Schools: Nonprofit takes students for a ride they won't forget

VENICE BUHAIN; The Olympian | • Published October 26, 2009

OLYMPIA - A little thing like plankton was part of a new world for some Komachin Middle School eighth-graders.

Jessie Santillan, Kris Girton and Daniel Cook, all part of the school’s honors oceanography program, fished some microscopic plankton out of Puget Sound while they and classmates were aboard the Indigo, a former fishing vessel that now is dedicated to being a water-bound classroom.

“I can’t believe there are huge animals that eat those and only those,” Kris said after looking at plankton.

Jessie said he had been looking forward to the trip “because you can understand what you’re doing in the class and see how it would be in real life,” he said.

Other classmates explored the rest of the Indigo, learning about navigation with captain Chris Burt and creating art and learning about seamanship on other parts of the vessel.

The Indigo, a program of the nonprofit Service Education Adventure, navigated South Puget Sound last week with students from the honors oceanography classes of Komachin and Nisqually middle schools in Lacey.

The weeklong program, funded through a grant from the National Oceanic and Atmospheric Administration, included training for North Thurston district teachers to integrate life on Puget Sound with many classroom subjects, including science, art, reading, writing and math, said Susie Richards, a crew member of the Indigo.
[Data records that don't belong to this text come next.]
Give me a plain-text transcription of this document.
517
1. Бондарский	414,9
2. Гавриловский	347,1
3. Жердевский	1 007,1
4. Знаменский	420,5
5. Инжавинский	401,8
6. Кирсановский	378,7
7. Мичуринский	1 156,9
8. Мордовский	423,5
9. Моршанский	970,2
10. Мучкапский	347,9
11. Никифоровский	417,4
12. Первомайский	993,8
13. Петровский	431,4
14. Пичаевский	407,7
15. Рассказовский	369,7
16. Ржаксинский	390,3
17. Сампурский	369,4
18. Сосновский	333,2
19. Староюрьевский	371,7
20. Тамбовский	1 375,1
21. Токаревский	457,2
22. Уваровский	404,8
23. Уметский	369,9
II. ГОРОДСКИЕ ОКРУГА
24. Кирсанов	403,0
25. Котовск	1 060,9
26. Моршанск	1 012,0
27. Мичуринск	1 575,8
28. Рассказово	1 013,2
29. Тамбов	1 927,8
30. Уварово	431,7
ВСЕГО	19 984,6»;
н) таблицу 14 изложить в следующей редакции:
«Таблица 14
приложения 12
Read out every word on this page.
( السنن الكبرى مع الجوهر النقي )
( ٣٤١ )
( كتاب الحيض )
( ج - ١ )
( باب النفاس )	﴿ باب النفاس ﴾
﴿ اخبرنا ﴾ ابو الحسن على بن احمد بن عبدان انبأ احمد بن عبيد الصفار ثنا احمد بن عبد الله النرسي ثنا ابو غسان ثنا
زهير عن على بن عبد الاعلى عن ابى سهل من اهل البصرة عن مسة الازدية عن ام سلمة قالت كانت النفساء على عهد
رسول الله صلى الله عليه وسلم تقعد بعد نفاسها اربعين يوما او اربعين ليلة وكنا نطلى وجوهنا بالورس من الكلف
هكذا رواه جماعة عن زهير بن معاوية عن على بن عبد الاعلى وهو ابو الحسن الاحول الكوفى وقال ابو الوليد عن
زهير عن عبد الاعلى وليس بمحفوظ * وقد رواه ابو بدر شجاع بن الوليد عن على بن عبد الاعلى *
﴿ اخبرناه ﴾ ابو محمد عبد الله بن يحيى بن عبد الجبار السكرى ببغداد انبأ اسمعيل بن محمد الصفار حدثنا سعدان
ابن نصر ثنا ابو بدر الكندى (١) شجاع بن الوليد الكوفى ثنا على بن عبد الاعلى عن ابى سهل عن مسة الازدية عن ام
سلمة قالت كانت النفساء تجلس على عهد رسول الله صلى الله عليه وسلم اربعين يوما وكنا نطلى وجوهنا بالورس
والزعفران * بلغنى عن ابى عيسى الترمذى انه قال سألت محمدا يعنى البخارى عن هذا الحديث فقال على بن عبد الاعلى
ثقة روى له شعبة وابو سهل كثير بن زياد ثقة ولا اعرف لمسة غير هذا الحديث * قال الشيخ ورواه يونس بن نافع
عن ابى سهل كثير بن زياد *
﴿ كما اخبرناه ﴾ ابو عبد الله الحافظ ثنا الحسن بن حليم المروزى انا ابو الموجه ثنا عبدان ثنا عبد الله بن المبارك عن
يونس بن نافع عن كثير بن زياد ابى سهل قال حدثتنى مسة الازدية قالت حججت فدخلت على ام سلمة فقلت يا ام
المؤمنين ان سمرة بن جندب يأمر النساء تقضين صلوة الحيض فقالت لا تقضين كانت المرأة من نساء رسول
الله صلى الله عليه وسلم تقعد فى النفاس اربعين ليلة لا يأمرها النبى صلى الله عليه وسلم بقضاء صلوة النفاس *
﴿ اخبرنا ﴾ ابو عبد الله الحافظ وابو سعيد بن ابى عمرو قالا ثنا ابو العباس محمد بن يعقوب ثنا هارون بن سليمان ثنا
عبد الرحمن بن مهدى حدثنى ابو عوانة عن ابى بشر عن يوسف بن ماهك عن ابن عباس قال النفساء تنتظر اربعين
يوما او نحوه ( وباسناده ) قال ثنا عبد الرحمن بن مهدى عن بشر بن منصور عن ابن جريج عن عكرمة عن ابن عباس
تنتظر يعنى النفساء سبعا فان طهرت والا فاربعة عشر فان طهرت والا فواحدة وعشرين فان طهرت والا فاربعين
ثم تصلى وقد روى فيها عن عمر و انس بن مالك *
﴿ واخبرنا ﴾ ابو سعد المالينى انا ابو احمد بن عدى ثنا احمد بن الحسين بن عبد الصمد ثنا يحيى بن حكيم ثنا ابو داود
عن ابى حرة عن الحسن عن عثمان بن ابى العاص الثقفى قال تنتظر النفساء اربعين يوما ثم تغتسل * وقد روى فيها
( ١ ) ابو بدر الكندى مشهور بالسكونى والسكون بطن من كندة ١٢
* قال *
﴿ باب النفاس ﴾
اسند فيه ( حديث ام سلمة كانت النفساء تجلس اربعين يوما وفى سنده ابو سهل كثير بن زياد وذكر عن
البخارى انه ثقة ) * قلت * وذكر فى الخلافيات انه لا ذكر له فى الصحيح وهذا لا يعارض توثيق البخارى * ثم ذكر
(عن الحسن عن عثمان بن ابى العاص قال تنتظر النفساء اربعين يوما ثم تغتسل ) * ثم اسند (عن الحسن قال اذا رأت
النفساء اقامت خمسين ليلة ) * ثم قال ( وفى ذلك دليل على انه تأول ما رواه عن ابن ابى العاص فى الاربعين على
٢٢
She and Burt also have been classroom teachers.

Every day last week, the Indigo took a small group of the honors oceanography students for a busy day on the water. Komachin science teachers Raven Skydancer and Tom Condon arranged for a stop to see Taylor Shellfish Farms and clean weeds at Hope Island with a park ranger, said North Thurston district science instructional coach Dixie Reimer.

“A big aim is just to get the kids to know what home is here,” Reimer said. Many of the students have never been on Puget Sound, she said.

The honors oceanography students also will take what they learn on the Indigo and in other class projects to give presentations to other classes, Komachin science teacher Jenna Glock said.

Richards said one of the program’s goals is to show students how what they learn in the classroom applies to Puget Sound.

“Especially in middle school, the question is, ‘What does this have to do with me? When am I going to use this?’” Richards said.